Plotting with matplotlib

General

  1. Import matplotlib.pyplot using the standard convention in the Python community.

Line Plots

  1. State the procedure to generate a line plot approximation to a function’s graph on a given interval using numpy and matplotlib.
  2. Generate a line plot approximation to a provided function using numpy and matplotlib.

Interactive Plots

  1. Use the magic command %matplotlib to toggle static in-line, interactive in-line, and pop-out figures in Jupyter notebooks.

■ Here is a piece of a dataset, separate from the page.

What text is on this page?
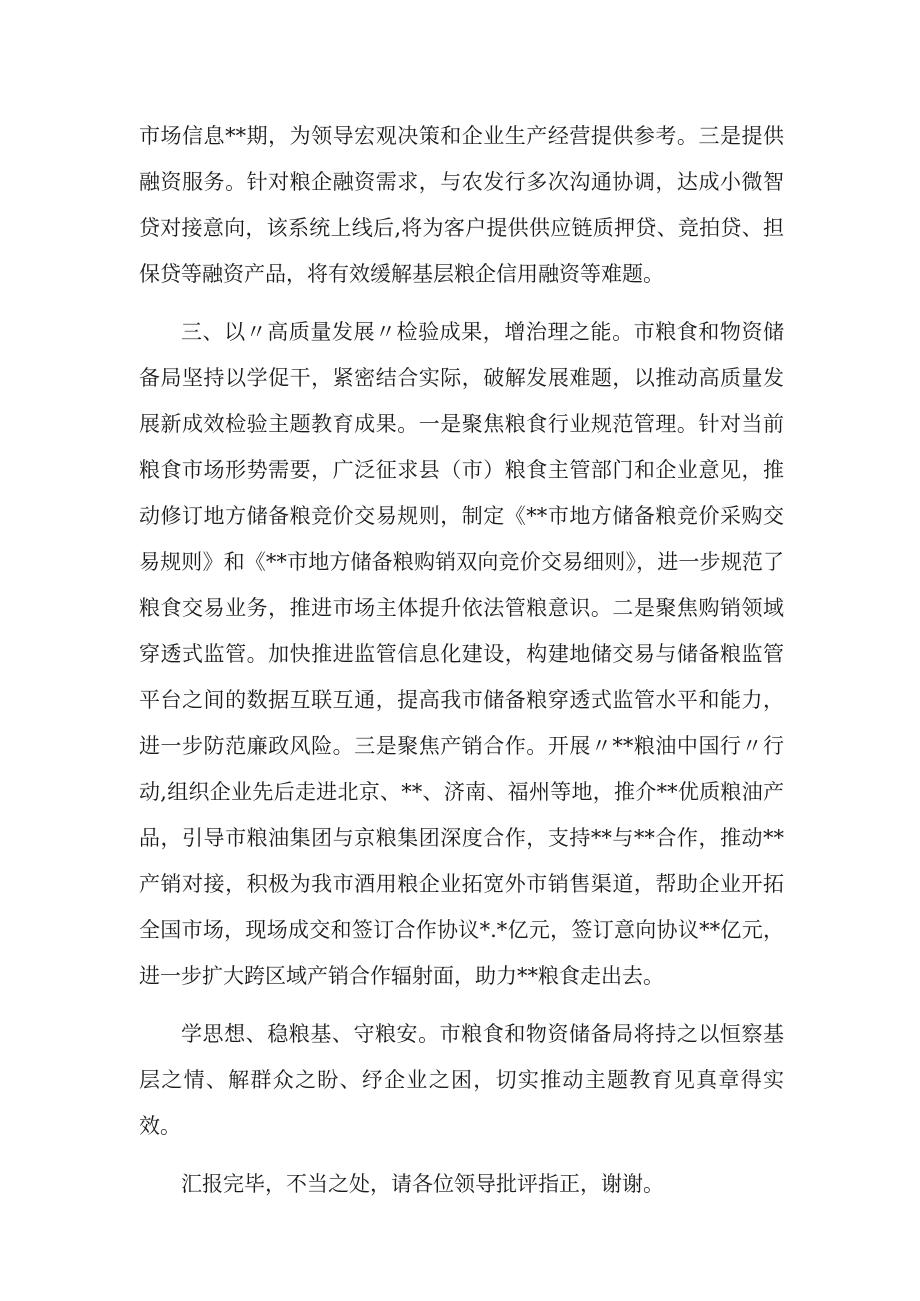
市场信息**期，为领导宏观决策和企业生产经营提供参考。三是提供融资服务。针对粮企融资需求，与农发行多次沟通协调，达成小微智贷对接意向，该系统上线后,将为客户提供供应链质押贷、竞拍贷、担保贷等融资产品，将有效缓解基层粮企信用融资等难题。

三、以〃高质量发展〃检验成果，增治理之能。市粮食和物资储备局坚持以学促干，紧密结合实际，破解发展难题，以推动高质量发展新成效检验主题教育成果。一是聚焦粮食行业规范管理。针对当前粮食市场形势需要，广泛征求县（市）粮食主管部门和企业意见，推动修订地方储备粮竞价交易规则，制定《**市地方储备粮竞价采购交易规则》和《**市地方储备粮购销双向竞价交易细则》，进一步规范了粮食交易业务，推进市场主体提升依法管粮意识。二是聚焦购销领域穿透式监管。加快推进监管信息化建设，构建地储交易与储备粮监管平台之间的数据互联互通，提高我市储备粮穿透式监管水平和能力，进一步防范廉政风险。三是聚焦产销合作。开展〃**粮油中国行〃行动,组织企业先后走进北京、**、济南、福州等地，推介**优质粮油产品，引导市粮油集团与京粮集团深度合作，支持**与**合作，推动**产销对接，积极为我市酒用粮企业拓宽外市销售渠道，帮助企业开拓全国市场，现场成交和签订合作协议*.*亿元，签订意向协议**亿元，进一步扩大跨区域产销合作辐射面，助力**粮食走出去。

学思想、稳粮基、守粮安。市粮食和物资储备局将持之以恒察基层之情、解群众之盼、纾企业之困，切实推动主题教育见真章得实效。

汇报完毕，不当之处，请各位领导批评指正，谢谢。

Modifying and Decorating Plots

  1. Modify the horizontal and vertical limits on a matplotlib figure using the plt.*lim() functions.
  2. Add horizontal and vertical labels to a matplotlib figure using the plt.*label() functions.
  3. Add a legend to a matplotlib figure using the plt.legend() function.

Saving Plots

  1. Save a matplotlib figure using plt.savefig().

Programmatically Constructing Plots

  1. Generate a specified matplotlib figure programmatically using programming concepts from earlier in the course (e.g. conditional statements, loops, formatted strings, etc.).
  2. Use np.zeros() and np.ones() to generate accumulator arrays for sums and products, respectively.
  3. Programmatically generate figures with the graphs of Taylor polynomials for a given function.

Scatter Plots

  1. Generate scatter plots using matplotlib.